What 55+ Homebuyers Should Know About the Current Market
While minimal changes in mortgage rates and national median costs may price some buyers out of the market, many 55+ home seekers are facing a different buyer’s experience. Retirees depend less on economic factors like job layoffs, remote work, and career opportunities when searching for the ideal location to purchase a home. This can open up opportunities that other buyers may not be able to take advantage of. However, retirees are typically on a fixed income, which means small price fluctuations can make big differences.
Gain and Maintain a Low Credit Score
Your credit score is the key to having the power to choose between lenders. Check your credit score to see if it matches what lenders are looking for. Increase your score as quickly as possible by avoiding new debt and increasing payment amounts on your existing debt. Paying off credit quickly can significantly improve your score.

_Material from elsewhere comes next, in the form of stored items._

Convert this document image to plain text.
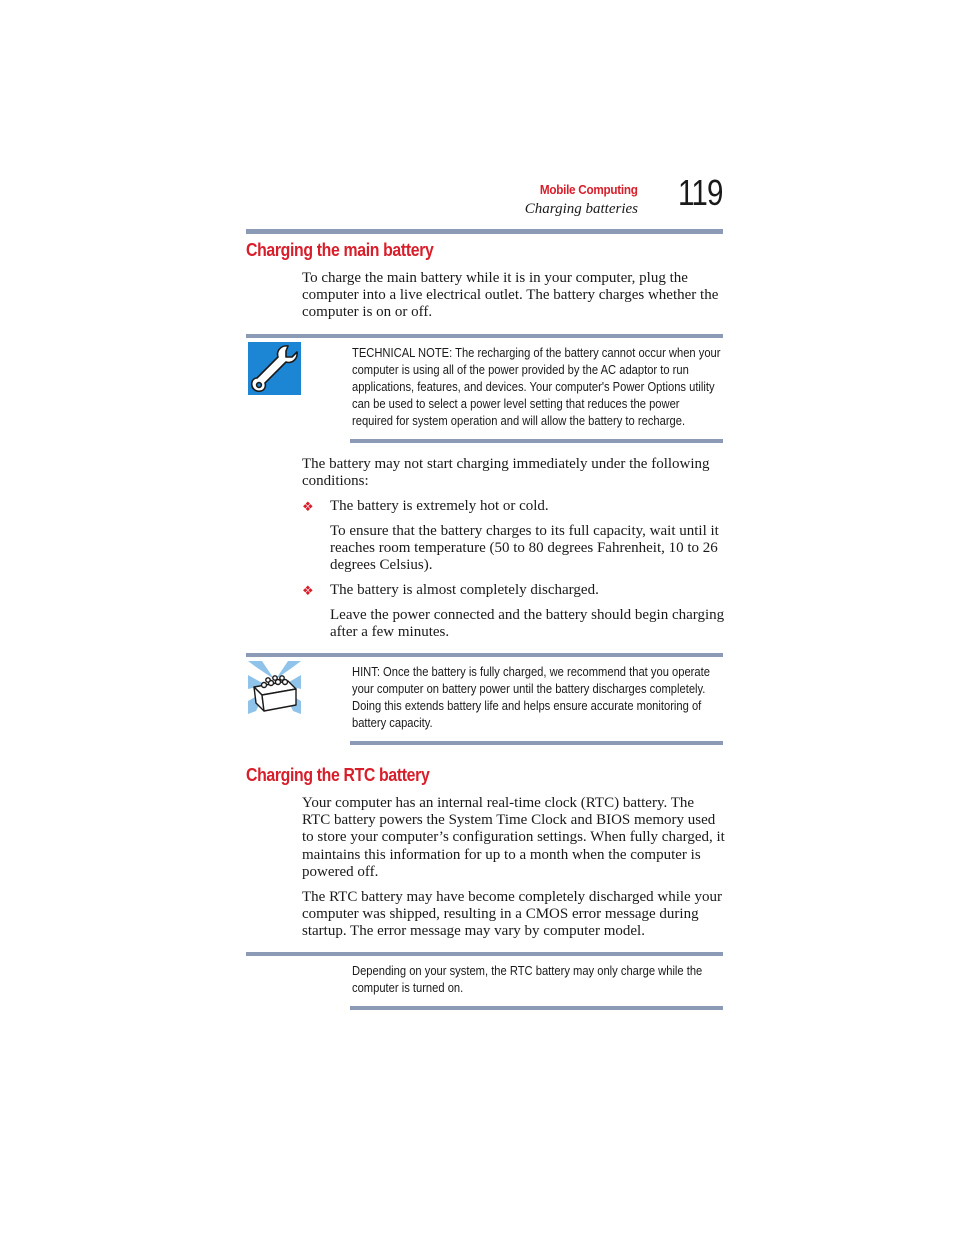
Mobile Computing
Charging batteries 119
Charging the main battery

To charge the main battery while it is in your computer, plug the computer into a live electrical outlet. The battery charges whether the computer is on or off.

TECHNICAL NOTE: The recharging of the battery cannot occur when your computer is using all of the power provided by the AC adaptor to run applications, features, and devices. Your computer's Power Options utility can be used to select a power level setting that reduces the power required for system operation and will allow the battery to recharge.

The battery may not start charging immediately under the following conditions:

❖ The battery is extremely hot or cold.

To ensure that the battery charges to its full capacity, wait until it reaches room temperature (50 to 80 degrees Fahrenheit, 10 to 26 degrees Celsius).

❖ The battery is almost completely discharged.

Leave the power connected and the battery should begin charging after a few minutes.

HINT: Once the battery is fully charged, we recommend that you operate your computer on battery power until the battery discharges completely. Doing this extends battery life and helps ensure accurate monitoring of battery capacity.
Charging the RTC battery

Your computer has an internal real-time clock (RTC) battery. The RTC battery powers the System Time Clock and BIOS memory used to store your computer’s configuration settings. When fully charged, it maintains this information for up to a month when the computer is powered off.

The RTC battery may have become completely discharged while your computer was shipped, resulting in a CMOS error message during startup. The error message may vary by computer model.

Depending on your system, the RTC battery may only charge while the computer is turned on.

Shop Lenders to Protect Your Budget
While you may be tempted to work with your local bank to secure a mortgage loan, banks often charge fees that non-bank and online lenders don’t. Shop around for a no-fee lender and compare rates between lenders before getting a loan approval. When you find the right lender and apply for a loan, ask about locking in your rate to avoid being subject to unexpected fluctuations.
Fight High Mortgage Rates With a Bigger Down Payment
A higher down payment means lower mortgage premiums. The Fed’s rate hikes affect more than mortgage rates. They lead to higher interest rates on savings accounts. This means placing the money you’re saving for a down payment in a high-yield savings account can help you earn more for your down payment. Choose an account carefully based on the interest you’ll earn and how easily you can access your money when closing day arrives.
Assistance for 55+ Homebuyers
Typically, mortgage lenders rely heavily on current and future income amounts to verify the borrower’s ability to pay back the loan. Retirement income isn’t as easy to quantify as a yearly salary, making it one of the biggest concerns for seniors trying to obtain a mortgage loan.
Fannie Mae and Freddie Mac senior home buying programs help alleviate this worry with special programs that consider retirement assets. Fannie Mae has policies that allow eligible retirement assets to be used to qualify for a mortgage loan. If the buyer hasn’t yet started using the asset, the lender can compute the income stream the asset could offer. Similarly, Freddie Mac allows lenders to consider IRAs, 401(k)s, lump sum retirement account distributions, and proceeds from the sale of a business to qualify for a mortgage.
Finding Housing Opportunities During Uncertain Times
While the 2025 spring homebuying season doesn’t appear to be shaping up the way many buyers and sellers hoped, 2025 will still be a good time for many 55+ homebuyers to invest in their ideal retirement home. 55+ communities offer housing opportunities that can be more affordable than other neighborhoods. Also, active adult communities usually have added benefits like onsite amenities and a low-maintenance lifestyle.